Post by: lowspark on January 30, 2013, 02:10:16 PM
Superbowl, Halloween and NYE parties tend to be like this in my circle, and I'm always flattered when people choose to make mine the last stop.  Cuz that's usually when all the excitement is happening.   Well, end of game and midnight.  But at my Halloween Party is when we've all had a few jello shots and have gotten extra giggly ;)

Yeah, I was going to say something like this. If you are the type of person who doesn't like party hoppers coming and going when you give a party, then don't have a party on a night where lots of parties naturally occur. Super Bowl, Halloween and New Year's Eve are specific examples. I learned this a long time ago when I gave a Halloween party. Much to my disappointment, the people who came mostly only stayed a very short while. I realized it wasn't a personal affront because heck, if I'd gotten multiple invitations for parties on the same night like that, I'd probably have done the same thing. But I didn't like the idea of hosting a party with those results.

Of course, any night you give a party, it's probable some won't be able to come at all, and possible some will have more than one event and only stop by for a while. It still happens all the time. The difference is that it's just one or two guests, as opposed to the majority of them.

As far as your friend, is she sure that the guests who are coming for the second half received her invitation or notice of having the party, first?

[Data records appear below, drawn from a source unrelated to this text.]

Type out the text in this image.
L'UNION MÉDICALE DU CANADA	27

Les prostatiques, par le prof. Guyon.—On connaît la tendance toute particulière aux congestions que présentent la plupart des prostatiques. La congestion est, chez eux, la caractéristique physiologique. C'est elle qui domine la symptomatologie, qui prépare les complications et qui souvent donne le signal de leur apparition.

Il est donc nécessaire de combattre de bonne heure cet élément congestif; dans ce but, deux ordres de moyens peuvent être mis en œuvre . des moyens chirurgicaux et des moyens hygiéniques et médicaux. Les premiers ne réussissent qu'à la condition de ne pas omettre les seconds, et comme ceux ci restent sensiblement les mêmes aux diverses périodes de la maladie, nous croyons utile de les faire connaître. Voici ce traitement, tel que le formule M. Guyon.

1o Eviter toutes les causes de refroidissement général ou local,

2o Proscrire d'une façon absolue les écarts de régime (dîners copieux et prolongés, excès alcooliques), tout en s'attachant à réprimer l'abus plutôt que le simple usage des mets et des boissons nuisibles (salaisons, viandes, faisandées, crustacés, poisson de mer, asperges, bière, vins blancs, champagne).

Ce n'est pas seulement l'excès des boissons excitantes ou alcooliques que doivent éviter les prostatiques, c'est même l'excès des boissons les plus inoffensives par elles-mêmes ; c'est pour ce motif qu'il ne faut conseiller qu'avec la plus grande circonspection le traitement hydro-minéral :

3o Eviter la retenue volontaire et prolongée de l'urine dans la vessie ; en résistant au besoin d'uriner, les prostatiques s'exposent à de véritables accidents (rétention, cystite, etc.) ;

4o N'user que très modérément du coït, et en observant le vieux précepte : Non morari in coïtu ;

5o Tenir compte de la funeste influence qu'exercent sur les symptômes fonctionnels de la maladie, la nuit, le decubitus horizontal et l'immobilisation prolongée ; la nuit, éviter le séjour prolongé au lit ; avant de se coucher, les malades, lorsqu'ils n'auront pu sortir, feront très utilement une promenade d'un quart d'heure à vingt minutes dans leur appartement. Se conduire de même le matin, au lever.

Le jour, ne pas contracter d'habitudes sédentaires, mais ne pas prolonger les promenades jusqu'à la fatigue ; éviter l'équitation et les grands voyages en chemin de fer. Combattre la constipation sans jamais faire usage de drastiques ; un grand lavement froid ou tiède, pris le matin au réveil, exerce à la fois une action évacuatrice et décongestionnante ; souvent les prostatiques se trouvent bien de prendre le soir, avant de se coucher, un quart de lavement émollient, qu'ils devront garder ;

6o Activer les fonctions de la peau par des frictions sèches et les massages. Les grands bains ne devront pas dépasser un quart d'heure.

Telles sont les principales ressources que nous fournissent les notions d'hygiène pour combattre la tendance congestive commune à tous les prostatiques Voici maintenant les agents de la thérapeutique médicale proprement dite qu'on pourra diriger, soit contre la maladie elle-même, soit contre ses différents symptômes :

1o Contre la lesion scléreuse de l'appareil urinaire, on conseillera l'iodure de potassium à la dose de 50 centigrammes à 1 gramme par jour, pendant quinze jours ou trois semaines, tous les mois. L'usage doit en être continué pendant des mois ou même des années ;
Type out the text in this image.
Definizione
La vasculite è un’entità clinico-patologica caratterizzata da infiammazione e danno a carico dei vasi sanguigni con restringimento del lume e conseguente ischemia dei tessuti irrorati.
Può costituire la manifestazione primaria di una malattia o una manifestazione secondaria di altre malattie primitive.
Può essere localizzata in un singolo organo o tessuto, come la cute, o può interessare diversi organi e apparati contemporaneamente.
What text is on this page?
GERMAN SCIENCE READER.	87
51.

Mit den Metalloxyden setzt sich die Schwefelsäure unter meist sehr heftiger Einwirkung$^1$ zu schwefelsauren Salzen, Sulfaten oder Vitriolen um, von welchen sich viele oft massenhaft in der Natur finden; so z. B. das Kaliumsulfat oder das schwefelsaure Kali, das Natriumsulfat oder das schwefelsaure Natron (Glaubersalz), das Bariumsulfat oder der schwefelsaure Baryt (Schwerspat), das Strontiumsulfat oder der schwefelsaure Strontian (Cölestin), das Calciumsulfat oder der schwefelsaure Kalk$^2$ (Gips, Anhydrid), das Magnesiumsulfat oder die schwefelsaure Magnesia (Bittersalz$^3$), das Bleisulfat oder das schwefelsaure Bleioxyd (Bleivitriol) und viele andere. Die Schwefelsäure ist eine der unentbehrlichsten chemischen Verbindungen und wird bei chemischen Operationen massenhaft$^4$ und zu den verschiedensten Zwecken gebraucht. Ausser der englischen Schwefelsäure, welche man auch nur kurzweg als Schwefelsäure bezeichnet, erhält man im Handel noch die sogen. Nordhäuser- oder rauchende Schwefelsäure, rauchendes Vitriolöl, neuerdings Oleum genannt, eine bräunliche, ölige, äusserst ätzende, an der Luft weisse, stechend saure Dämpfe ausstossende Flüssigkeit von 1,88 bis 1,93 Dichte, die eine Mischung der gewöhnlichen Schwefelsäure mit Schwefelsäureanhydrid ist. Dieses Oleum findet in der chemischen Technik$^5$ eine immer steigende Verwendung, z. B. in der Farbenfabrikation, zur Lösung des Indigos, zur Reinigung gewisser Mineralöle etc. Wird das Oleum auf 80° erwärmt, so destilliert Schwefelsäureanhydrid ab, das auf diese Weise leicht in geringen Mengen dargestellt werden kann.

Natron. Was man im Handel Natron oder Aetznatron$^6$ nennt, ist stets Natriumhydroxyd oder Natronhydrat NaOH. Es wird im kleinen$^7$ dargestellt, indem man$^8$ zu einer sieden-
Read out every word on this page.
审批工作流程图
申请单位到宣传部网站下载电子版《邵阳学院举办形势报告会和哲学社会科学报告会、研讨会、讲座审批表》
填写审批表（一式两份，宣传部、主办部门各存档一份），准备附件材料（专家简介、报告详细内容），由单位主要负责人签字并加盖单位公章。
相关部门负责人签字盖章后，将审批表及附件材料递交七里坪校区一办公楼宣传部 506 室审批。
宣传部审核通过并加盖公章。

They may have gotten notice of the other party first and figured they could do both. Another question, what if they'd spoken up at the time your friend first mentioned the party. Would your friend not have had the party based on their inability to attend?

Conclusion: It's normal, especially on a night like Super Bowl and your friend should not take it personally. I don't think the "half" guests are being rude.
Title: Re: Can a person RSVP Yes x 1/2?
Post by: Roe on January 31, 2013, 10:20:14 AM
Nyachan, it sounds as if your host friends treated the Super Bowl event in a very casual way and then got hurt and upset when others did too.  (issuing verbal invites, for one, that's pretty casual to me but pretty standard when it comes to SB)

Also, "not sure whether to count them in for the meal?"  Is it a sit down dinner?  If not, who doesn't love leftovers, esp after half-time? 

I really think your friend is making a bit more out of this than need be.  SB is typically a casual group of friends getting together to watch a football game, eating in front of the TV.  And the food isn't 5-star either...we are talking wings, fries, hamburgers, dips, chips, etc. 

Now, unless you are talking about a sit down dinner, they are in the clear as far as I'm concerned. 
Title: Re: Can a person RSVP Yes x 1/2?
Post by: NyaChan on January 31, 2013, 10:37:49 AM
Host wasn't freaking out or anything, the only reason this is even posted was because I was curious, I promise!  :)  She hasn't mentioned it again since the text - which also included general questions about cooking and serving, so not just about this - but if the event comes up in conversation, I might mention that everyone, including Todd and Jenny, were saying they were excited to come & not planning on being at school the next day if you catch my drift.  The reason the numbers came up is because she thought she would need to borrow a bigger crockpot for the main dish if there were more people coming.